Il lievito ricombinante sviluppato da Hahn-Hägerdal è stato ampiamente migliorato con la clonazione di diversi geni aggiuntivi, compresa la clonazione del gene della xilulokinasi dopo che il gruppo Ho della Purdue University ha dimostrato che una maggiore espressione di questo gene nativo migliora la resa di etanolo dallo xilosio.

Il lievito sviluppato dal gruppo Ho della Purdue è disponibile per la produzione industriale di etanolo cellulosico. Probabilmente avrà buone possibilità di successo, poiché è un lievito industriale che produce etanolo, ed è stato ampiamente testato. Recentemente, il gruppo di Purdue ha continuato a migliorare il ceppo facendolo co-fermentare l’arabinosio con gli altri quattro zuccheri (glucosio, xilosio, mannosio e galattosio), e rendendolo più resistente all’etanolo e all’acido acetico.

Anche se il primo tentativo di sviluppare un lievito Saccharomyces xilosio-fermentante a base di isomero di xilosio non ha avuto successo ed è stato sviluppato un efficace lievito xilosio-fermentante ingegnerizzato a base di XR/XD, l’interesse nello sviluppo di un lievito xilosio-fermentante a base di isomero di xilosio è continuato negli anni, in parte, perché questo percorso non ha uno squilibrio redox. Nel 2009, Brat et al. hanno costruito S. cerevisiae xilosio-fermentanti usando xilosio isomerasi da Closteidium phytofermentans.
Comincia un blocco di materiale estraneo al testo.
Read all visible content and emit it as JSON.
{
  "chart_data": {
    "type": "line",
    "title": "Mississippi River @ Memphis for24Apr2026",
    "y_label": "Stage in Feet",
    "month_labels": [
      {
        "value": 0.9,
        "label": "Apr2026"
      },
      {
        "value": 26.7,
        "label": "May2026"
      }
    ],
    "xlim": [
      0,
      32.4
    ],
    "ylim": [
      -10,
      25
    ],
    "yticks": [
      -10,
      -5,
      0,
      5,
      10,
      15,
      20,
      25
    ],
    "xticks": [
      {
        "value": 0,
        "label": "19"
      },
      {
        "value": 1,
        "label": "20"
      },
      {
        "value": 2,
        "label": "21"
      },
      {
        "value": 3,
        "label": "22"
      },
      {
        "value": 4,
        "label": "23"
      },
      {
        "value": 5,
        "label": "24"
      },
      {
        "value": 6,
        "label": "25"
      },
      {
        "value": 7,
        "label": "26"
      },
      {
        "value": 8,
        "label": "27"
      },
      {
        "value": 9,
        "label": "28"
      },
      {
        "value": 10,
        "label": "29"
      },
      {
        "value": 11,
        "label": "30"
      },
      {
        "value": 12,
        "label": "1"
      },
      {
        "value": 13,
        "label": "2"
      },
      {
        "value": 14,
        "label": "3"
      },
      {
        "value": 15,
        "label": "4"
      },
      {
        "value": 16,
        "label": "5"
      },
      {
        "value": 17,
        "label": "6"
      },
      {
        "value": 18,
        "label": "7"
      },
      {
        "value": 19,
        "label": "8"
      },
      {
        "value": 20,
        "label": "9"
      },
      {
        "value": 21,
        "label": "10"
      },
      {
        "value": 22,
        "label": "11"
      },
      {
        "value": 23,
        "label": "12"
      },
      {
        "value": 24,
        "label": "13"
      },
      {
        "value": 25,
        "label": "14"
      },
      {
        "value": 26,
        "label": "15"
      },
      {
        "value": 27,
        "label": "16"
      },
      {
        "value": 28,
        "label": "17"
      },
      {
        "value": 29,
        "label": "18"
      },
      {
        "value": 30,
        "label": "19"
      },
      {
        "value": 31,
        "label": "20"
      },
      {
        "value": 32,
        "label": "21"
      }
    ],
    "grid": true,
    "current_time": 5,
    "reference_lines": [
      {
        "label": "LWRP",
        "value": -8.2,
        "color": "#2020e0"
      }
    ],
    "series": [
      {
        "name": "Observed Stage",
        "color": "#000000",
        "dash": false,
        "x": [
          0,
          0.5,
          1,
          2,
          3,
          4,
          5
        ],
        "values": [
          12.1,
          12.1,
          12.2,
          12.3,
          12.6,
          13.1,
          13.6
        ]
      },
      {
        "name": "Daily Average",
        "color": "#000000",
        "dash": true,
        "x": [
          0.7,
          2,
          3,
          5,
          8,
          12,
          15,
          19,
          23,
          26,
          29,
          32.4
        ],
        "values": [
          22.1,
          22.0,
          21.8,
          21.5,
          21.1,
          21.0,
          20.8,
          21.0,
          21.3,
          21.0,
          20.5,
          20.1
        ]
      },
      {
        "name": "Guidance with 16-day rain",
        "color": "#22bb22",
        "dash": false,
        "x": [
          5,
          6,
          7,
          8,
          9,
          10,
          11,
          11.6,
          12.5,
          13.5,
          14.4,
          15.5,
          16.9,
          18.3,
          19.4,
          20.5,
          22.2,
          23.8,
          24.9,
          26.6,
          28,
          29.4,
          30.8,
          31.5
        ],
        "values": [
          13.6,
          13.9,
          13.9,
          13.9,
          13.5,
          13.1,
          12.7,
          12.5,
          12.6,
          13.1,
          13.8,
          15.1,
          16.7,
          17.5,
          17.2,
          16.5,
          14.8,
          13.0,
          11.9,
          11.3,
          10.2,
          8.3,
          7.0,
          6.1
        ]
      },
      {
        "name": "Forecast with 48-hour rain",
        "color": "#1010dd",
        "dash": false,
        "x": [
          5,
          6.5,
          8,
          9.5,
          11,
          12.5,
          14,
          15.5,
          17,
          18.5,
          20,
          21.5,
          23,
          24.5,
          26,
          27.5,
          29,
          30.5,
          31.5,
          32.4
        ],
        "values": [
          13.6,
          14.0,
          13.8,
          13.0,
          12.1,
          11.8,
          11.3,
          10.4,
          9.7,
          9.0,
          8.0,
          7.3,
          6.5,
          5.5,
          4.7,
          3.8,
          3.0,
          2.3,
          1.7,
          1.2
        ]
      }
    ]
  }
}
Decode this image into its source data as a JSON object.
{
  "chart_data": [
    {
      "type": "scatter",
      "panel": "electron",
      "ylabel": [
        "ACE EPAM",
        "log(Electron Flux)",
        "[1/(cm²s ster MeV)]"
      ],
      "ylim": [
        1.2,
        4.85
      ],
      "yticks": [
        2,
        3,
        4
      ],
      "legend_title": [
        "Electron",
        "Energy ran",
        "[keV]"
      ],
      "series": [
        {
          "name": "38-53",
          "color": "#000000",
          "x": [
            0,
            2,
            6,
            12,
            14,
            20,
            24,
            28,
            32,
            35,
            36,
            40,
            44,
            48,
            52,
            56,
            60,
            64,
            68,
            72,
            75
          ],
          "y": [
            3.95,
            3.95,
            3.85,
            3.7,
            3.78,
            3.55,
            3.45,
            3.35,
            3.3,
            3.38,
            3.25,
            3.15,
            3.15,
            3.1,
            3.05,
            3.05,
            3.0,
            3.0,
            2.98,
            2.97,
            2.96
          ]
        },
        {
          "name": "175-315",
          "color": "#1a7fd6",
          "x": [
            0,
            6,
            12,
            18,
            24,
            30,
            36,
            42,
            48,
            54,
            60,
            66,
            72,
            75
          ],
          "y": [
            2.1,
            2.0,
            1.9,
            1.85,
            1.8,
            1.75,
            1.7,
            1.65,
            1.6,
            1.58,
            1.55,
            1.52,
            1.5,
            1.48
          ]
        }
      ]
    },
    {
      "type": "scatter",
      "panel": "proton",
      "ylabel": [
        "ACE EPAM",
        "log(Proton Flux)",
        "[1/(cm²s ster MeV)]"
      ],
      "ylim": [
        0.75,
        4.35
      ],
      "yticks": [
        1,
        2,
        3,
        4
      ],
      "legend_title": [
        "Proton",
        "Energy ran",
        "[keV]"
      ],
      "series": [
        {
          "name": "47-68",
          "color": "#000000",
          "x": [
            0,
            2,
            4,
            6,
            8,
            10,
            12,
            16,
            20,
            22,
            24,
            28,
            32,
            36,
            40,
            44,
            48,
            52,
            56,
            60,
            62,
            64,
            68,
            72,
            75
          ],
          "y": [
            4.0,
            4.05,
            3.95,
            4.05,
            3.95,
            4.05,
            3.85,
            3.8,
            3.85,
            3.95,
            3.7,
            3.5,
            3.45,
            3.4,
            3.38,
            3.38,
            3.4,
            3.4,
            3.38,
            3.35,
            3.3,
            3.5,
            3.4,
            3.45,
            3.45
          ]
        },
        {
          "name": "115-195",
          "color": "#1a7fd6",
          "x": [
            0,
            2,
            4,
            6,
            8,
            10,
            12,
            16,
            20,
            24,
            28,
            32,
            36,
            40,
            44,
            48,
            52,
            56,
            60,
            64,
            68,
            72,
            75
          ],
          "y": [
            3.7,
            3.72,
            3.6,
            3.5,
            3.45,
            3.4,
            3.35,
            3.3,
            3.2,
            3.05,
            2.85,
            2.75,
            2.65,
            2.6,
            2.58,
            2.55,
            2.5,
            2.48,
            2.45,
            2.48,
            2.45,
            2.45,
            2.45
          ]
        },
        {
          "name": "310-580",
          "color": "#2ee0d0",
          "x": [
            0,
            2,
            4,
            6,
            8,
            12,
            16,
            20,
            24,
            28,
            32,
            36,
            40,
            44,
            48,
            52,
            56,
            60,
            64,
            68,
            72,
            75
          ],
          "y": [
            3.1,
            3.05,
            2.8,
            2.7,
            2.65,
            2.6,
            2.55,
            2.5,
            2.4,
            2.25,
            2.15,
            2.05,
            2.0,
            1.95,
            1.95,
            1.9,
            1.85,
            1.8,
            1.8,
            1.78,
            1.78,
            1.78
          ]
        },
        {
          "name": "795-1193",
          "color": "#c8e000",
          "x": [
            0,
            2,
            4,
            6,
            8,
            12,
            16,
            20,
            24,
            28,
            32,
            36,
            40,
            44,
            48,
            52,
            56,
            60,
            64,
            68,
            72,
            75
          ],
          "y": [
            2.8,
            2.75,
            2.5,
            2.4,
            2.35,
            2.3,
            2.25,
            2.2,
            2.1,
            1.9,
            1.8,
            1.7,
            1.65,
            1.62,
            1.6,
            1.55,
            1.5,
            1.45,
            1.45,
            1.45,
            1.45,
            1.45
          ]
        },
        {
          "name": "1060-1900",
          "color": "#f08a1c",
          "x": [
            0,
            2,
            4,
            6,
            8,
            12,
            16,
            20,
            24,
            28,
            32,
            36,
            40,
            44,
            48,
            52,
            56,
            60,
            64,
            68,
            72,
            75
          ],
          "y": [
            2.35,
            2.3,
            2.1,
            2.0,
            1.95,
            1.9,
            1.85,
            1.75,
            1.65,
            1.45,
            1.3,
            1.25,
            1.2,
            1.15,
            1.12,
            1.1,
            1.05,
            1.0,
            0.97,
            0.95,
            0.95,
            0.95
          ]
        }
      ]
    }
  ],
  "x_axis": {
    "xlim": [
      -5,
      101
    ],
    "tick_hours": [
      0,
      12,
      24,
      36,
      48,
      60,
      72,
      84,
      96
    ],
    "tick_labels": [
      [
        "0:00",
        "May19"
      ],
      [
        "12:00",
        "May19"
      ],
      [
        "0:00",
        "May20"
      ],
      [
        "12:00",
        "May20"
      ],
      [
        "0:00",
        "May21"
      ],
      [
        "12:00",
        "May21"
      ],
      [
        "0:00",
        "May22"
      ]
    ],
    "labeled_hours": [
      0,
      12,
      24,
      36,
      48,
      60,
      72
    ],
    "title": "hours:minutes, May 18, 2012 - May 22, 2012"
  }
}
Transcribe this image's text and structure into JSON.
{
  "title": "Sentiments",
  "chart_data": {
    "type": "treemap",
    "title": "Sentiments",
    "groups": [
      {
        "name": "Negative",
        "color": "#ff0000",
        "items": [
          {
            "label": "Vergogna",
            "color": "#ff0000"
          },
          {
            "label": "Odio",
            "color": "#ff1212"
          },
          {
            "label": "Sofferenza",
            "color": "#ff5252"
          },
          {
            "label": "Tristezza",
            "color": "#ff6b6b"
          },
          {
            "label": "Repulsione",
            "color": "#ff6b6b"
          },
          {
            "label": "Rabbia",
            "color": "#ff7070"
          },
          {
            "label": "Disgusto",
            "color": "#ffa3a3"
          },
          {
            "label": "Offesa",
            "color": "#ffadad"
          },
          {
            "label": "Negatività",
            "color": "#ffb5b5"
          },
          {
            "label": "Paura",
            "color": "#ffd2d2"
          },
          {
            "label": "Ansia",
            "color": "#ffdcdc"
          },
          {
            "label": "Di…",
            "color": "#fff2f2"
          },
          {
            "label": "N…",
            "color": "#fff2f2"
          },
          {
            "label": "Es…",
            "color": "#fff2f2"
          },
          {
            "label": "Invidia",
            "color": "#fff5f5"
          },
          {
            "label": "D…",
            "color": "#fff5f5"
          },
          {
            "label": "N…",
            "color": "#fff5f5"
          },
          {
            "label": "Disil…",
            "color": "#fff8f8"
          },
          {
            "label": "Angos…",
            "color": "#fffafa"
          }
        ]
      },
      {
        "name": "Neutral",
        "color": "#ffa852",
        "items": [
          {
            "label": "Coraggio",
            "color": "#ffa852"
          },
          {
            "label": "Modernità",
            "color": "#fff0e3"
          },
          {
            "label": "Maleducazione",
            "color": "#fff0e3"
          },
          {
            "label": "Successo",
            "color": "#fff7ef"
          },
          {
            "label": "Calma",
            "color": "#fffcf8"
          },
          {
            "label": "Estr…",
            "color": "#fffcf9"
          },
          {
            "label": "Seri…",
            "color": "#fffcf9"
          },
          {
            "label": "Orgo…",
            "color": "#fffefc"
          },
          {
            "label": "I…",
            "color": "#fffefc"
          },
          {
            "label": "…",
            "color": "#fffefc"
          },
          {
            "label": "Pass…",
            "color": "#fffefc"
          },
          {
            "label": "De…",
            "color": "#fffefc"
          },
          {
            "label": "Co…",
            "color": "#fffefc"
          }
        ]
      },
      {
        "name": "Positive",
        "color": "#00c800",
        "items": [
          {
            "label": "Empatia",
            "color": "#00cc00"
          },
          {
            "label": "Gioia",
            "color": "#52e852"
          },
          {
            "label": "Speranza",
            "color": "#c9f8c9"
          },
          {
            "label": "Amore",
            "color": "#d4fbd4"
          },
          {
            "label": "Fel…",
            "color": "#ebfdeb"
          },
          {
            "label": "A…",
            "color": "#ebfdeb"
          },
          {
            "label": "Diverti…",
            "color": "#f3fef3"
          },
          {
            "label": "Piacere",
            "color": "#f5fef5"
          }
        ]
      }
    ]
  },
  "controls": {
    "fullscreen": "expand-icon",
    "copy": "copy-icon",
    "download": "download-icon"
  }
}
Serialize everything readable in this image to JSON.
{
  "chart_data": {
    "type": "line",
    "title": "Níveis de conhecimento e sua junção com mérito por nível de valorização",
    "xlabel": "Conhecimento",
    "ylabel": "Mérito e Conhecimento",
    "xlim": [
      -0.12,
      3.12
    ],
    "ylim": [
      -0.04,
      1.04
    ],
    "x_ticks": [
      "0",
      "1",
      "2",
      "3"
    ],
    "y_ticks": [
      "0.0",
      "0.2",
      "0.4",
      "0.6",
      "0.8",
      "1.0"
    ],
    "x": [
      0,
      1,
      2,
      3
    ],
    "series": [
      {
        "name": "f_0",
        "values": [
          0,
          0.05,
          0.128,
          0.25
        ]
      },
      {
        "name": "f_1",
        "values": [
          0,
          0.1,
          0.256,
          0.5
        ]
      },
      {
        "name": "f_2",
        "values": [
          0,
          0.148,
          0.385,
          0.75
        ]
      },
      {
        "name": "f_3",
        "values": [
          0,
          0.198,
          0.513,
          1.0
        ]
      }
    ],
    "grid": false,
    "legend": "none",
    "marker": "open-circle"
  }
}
Sempre nel 2009, Cargill ha riportato lo sviluppo di un ceppo di lievito non-Saccharomyces che esprime la xilosio isomerasi ed è in grado di fermentare in modo efficiente una miscela di glucosio e xilosio a basso pH e in presenza dell’1% di acido acetico.

Anche se l’arabinosio è presente solo in piccole quantità nella biomassa delle erbe come parte dell’emicellulosa GAX, alcune fonti speciali di biomassa come la fibra di mais contengono quantità relativamente grandi di arabinosio. Tuttavia, è ideale avere i microbi produttori di etanolo cellulosico in grado di fermentare tutte e cinque le diverse molecole di zucchero presenti nella biomassa cellulosica, in quanto il riciclaggio dei flussi di processo all’interno di un processo industriale può aumentare la concentrazione di componenti minori.

Il meccanismo del metabolismo dell’arabinosio nei microrganismi è complicato come quello dello xilosio. Di nuovo, il meccanismo del metabolismo dell’arabinosio nel lievito è diverso da quello dei batteri. Simile al metabolismo dello xilosio, il meccanismo metabolico del lievito non favorisce il metabolismo anaerobico. Recentemente, Hahn-Hägerdal e collaboratori hanno ulteriormente ingegnerizzato il loro lievito Saccharomyces xilosio-fermentante per co-fermentare l’arabinosio con xilosio e altri zuccheri attraverso il percorso fungino l-arabinosio. Tuttavia, il lievito ingegnerizzato risultante non era ancora in grado di fermentare l’arabinosio in una quantità significativa di etanolo, ma era in grado di convertire una piccola quantità di arabinosio in arabitolo.